In questi giorni è stato dato il via libera in commissione lavori pubblici e ambiente del Senato ad un emendamento bipartisan al decreto “sblocca cantieri” che prevede l’installazione dei sistemi di videosorveglianza in ogni aula e nelle case di cura
Arrivano le telecamere negli asilo nido. In questi giorni è stato dato il via libera in commissione lavori pubblici e ambiente del Senato ad un emendamento bipartisan al decreto “sblocca cantieri” che prevede l’installazione dei sistemi di videosorveglianza in ogni aula e nelle case di cura. Si tratta di un provvedimento che porta la firma della Lega e dei 5Stelle ma che è stato approvato anche dal Partito Democratico e da Forza Italia. Nello specifico è prevista una dotazione di 5 milioni per il 2019 e 15 milioni per ciascuno degli anni dal 2020 al 2024 che serviranno ai comuni per installare gli impianti.
Che cosa ne pensano i sindacati
Un’approvazione che non è piaciuta alla Flc Cgil che è prontamente intervenuta: “La necessità di prevenire episodi di maltrattamenti come quelli di cui spesso è stata data notizia negli ultimi tempi, con un riscontro mediatico peraltro enorme rispetto all’esiguità dei casi, è una priorità e un dovere della comunità degli adulti e del legislatore. Il benessere, la cura e l’accoglienza dei bambini e delle bambine, devono essere garantiti a maggior ragione quando si parla dei luoghi della formazione e dell’educazione, dove risulta inammissibile e ingiustificabile qualsiasi forma di prevaricazione, fisica o psicologica. Ma il provvedimento dà una risposta sbagliata a un problema mal posto.” ha spiegato Francesco Sinopoli, segretario nazionale della Flc.

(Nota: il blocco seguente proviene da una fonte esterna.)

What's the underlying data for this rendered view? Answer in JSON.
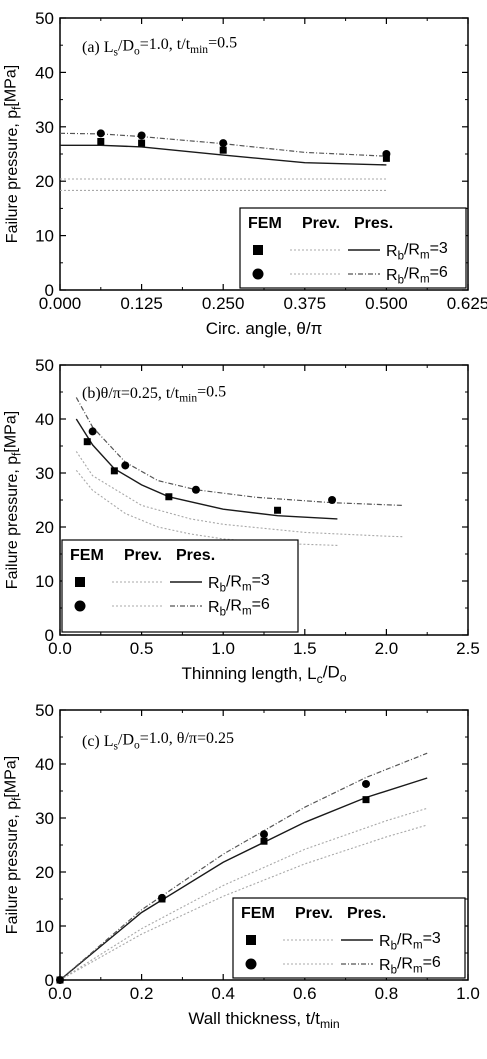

Secondo il sindacato “la tutela dell’infanzia, in quanto valore e patrimonio di tutta la società civile, si attiva concretamente attraverso un’alleanza educativa ampia e profonda, fondata sulla fiducia e sulla condivisione, che rifiuta a priori la logica del sospetto e del controllo inquisitorio. La politica ha il compito di offrire strumenti e risorse per valorizzare le professionalità e restituire centralità alla comunità educante, all’interno della quale si costruiscono relazioni umane e professionali e condizioni di benessere che, a partire dalla qualità del lavoro, si diffondono all’intero contesto educativo consentendo a docenti, educatori, operatori del settore di mettere in campo strategie pedagogiche, più efficaci di qualsiasi dispositivo elettronico, per gestire le complessità e far fronte alle sfide educative dei nostri tempi. In questo quadro, la scelta delle telecamere è totalmente sbagliata e rischia di segnare il fallimento dell’educazione”.
La sindrome di burnout
Resta il problema a monte ovvero quello di comprendere perché una maestra arriva al punto di alzare le mani nei confronti di un bambino. Il burnout è una vera e propria sindrome che, probabilmente, interessa non pochi docenti che si ritrovano dopo decenni a fare un lavoro che non riescono più a svolgere. Non sarà certo la repressione a porre rimedio ad un problema che non può essere risolto con la sola telecamera. Anche perché è facile pensare che d’ora in poi gli atti di violenza non avverranno più in aula ma in un corridoio, in bagno, in cortile o in giardino dove non ci sono telecamere.